The 510-page report notes that despite advances in science and technology, children increasingly are suffering from chronic diseases, mental health conditions and disparities, and many lack access to adequate preventive care. The report lays out five policy change goals.

  1. Elevate the importance of child and adolescent health for the nation through continuous public focus on children and youth.
  2. Finance health care systems for all children, emphasizing prevention and health promotion.
  3. Strengthen community-level health promotion and disease prevention.
  4. Ensure co-creation and co-design of programs and structures with youth, family and community voices and leadership.
  5. Implement measurement and accountability to ensure equitable achievement of these goals.

Each goal has specific recommendations for action. The committee is calling for experts to create a framework that integrates health programs among health care, education, labor, child welfare and justice systems and for new legislation to be assessed as to its impact on child health and equity.

It also calls for reforms to Medicaid and the Children’s Health Insurance Program (CHIP) that would ensure comprehensive coverage for all children and their parents as well as a shift from fee-for-service financing models to those that emphasize prevention. The AAP called for many of the same reforms in its 2023 policy Principles of Child Health Care Financing.

“The current financing and payment mechanisms emphasize diagnosis and treatment rather than prevention and health promotions,” said Dr.
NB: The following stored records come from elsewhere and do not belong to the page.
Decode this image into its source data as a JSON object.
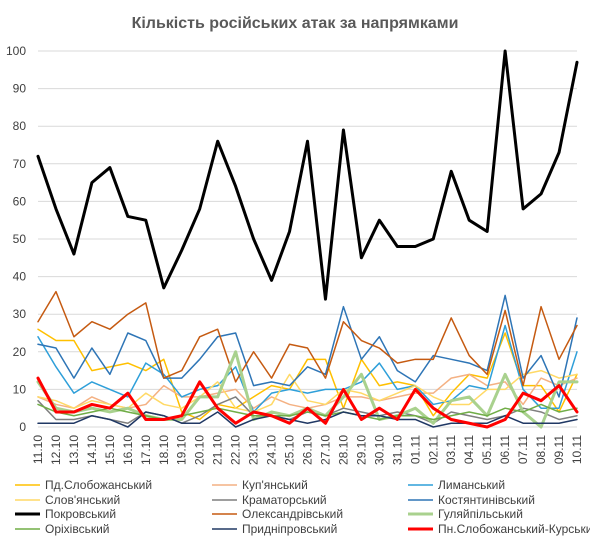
{
  "chart_data": {
    "type": "line",
    "title": "Кількість російських атак за напрямками",
    "xlabel": "",
    "ylabel": "",
    "ylim": [
      0,
      100
    ],
    "yticks": [
      0,
      10,
      20,
      30,
      40,
      50,
      60,
      70,
      80,
      90,
      100
    ],
    "grid": true,
    "legend_position": "bottom",
    "x": [
      "11.10",
      "12.10",
      "13.10",
      "14.10",
      "15.10",
      "16.10",
      "17.10",
      "18.10",
      "19.10",
      "20.10",
      "21.10",
      "22.10",
      "23.10",
      "24.10",
      "25.10",
      "26.10",
      "27.10",
      "28.10",
      "29.10",
      "30.10",
      "31.10",
      "01.11",
      "02.11",
      "03.11",
      "04.11",
      "05.11",
      "06.11",
      "07.11",
      "08.11",
      "09.11",
      "10.11"
    ],
    "series": [
      {
        "name": "Пд.Слобожанський",
        "color": "#ffc000",
        "width": 1.5,
        "values": [
          26,
          23,
          23,
          15,
          16,
          17,
          15,
          18,
          4,
          2,
          6,
          5,
          8,
          11,
          10,
          18,
          18,
          5,
          18,
          11,
          12,
          11,
          3,
          9,
          14,
          13,
          25,
          11,
          11,
          4,
          14
        ]
      },
      {
        "name": "Куп'янський",
        "color": "#f4b183",
        "width": 1.5,
        "values": [
          8,
          6,
          5,
          8,
          6,
          5,
          6,
          11,
          8,
          8,
          9,
          10,
          5,
          8,
          6,
          5,
          6,
          8,
          8,
          7,
          8,
          9,
          9,
          13,
          14,
          11,
          12,
          6,
          13,
          11,
          13
        ]
      },
      {
        "name": "Лиманський",
        "color": "#2e9fd9",
        "width": 1.5,
        "values": [
          24,
          16,
          9,
          12,
          10,
          8,
          17,
          14,
          8,
          10,
          11,
          16,
          4,
          9,
          10,
          9,
          10,
          10,
          12,
          17,
          10,
          11,
          6,
          7,
          11,
          10,
          27,
          10,
          5,
          5,
          20
        ]
      },
      {
        "name": "Слов'янський",
        "color": "#ffd966",
        "width": 1.5,
        "values": [
          8,
          7,
          5,
          7,
          6,
          5,
          9,
          6,
          5,
          8,
          12,
          5,
          4,
          6,
          14,
          7,
          6,
          10,
          9,
          7,
          9,
          11,
          8,
          6,
          6,
          10,
          10,
          14,
          15,
          13,
          14
        ]
      },
      {
        "name": "Краматорський",
        "color": "#7f7f7f",
        "width": 1.5,
        "values": [
          7,
          2,
          2,
          3,
          2,
          1,
          4,
          3,
          1,
          3,
          6,
          8,
          3,
          3,
          2,
          4,
          3,
          5,
          4,
          3,
          4,
          3,
          1,
          4,
          3,
          2,
          3,
          5,
          4,
          2,
          3
        ]
      },
      {
        "name": "Костянтинівський",
        "color": "#2e75b6",
        "width": 1.5,
        "values": [
          22,
          21,
          13,
          21,
          14,
          25,
          23,
          13,
          13,
          18,
          24,
          25,
          11,
          12,
          11,
          16,
          14,
          32,
          18,
          24,
          15,
          12,
          19,
          18,
          17,
          15,
          35,
          13,
          19,
          8,
          29
        ]
      },
      {
        "name": "Покровський",
        "color": "#000000",
        "width": 3,
        "values": [
          72,
          58,
          46,
          65,
          69,
          56,
          55,
          37,
          47,
          58,
          76,
          64,
          50,
          39,
          52,
          76,
          34,
          79,
          45,
          55,
          48,
          48,
          50,
          68,
          55,
          52,
          100,
          58,
          62,
          73,
          97
        ]
      },
      {
        "name": "Олександрівський",
        "color": "#c55a11",
        "width": 1.5,
        "values": [
          28,
          36,
          24,
          28,
          26,
          30,
          33,
          13,
          15,
          24,
          26,
          12,
          20,
          13,
          22,
          21,
          13,
          28,
          23,
          21,
          17,
          18,
          18,
          29,
          19,
          14,
          31,
          11,
          32,
          18,
          27
        ]
      },
      {
        "name": "Гуляйпільський",
        "color": "#a9d18e",
        "width": 3,
        "values": [
          12,
          5,
          4,
          5,
          4,
          5,
          3,
          2,
          2,
          8,
          8,
          20,
          2,
          4,
          3,
          5,
          3,
          8,
          14,
          2,
          3,
          5,
          1,
          7,
          8,
          3,
          14,
          4,
          0,
          12,
          12
        ]
      },
      {
        "name": "Оріхівський",
        "color": "#70ad47",
        "width": 1.5,
        "values": [
          6,
          4,
          3,
          4,
          5,
          4,
          3,
          2,
          3,
          4,
          5,
          4,
          3,
          3,
          3,
          4,
          3,
          4,
          3,
          2,
          3,
          3,
          2,
          3,
          4,
          3,
          5,
          4,
          6,
          4,
          5
        ]
      },
      {
        "name": "Придніпровський",
        "color": "#203864",
        "width": 1.5,
        "values": [
          1,
          1,
          1,
          3,
          2,
          0,
          4,
          3,
          1,
          1,
          4,
          0,
          2,
          3,
          2,
          1,
          2,
          4,
          3,
          3,
          2,
          2,
          0,
          1,
          1,
          1,
          3,
          1,
          1,
          1,
          2
        ]
      },
      {
        "name": "Пн.Слобожанський-Курський",
        "color": "#ff0000",
        "width": 3,
        "values": [
          13,
          4,
          4,
          6,
          5,
          9,
          2,
          2,
          3,
          12,
          5,
          1,
          4,
          3,
          1,
          5,
          1,
          10,
          2,
          5,
          2,
          10,
          5,
          2,
          1,
          0,
          2,
          9,
          7,
          11,
          4
        ]
      }
    ]
  }
}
Perrin, chair of the AAP Committee on Child Health Financing and professor of pediatrics at Harvard Medical School. “Secondly, Medicaid and CHIP, two incredibly important programs that provide health care to many many children in this country, are critical but underfunded and also have significant state variations.”

Improving child health will benefit society, as children are the next generation of workers, child bearers and caretakers, authors said.

“Without changes, the next 10 years will see larger numbers of people entering adulthood with chronic illness and disability and worse mental health, leaving fewer adults capable of productive work,” according to the report.

But achieving the goals in the report will require long-term structural change, according to committee Co-chair Tina L. Cheng, M.D., M.P.H., FAAP, a member of the AAP Committee on Pediatric Research and the AAP Task Force on Diversity and Inclusion. She also serves as chief medical officer and director of the Cincinnati Children’s Research Foundation at Cincinnati Children’s Hospital Medical Center.

“Effective reform requires leadership and incentives at all government levels with sustained focus on children and families,” Dr. Cheng said. “Short-term fixes will not build what is needed. But it needs to be a dynamic system responsive to new science and societal needs.”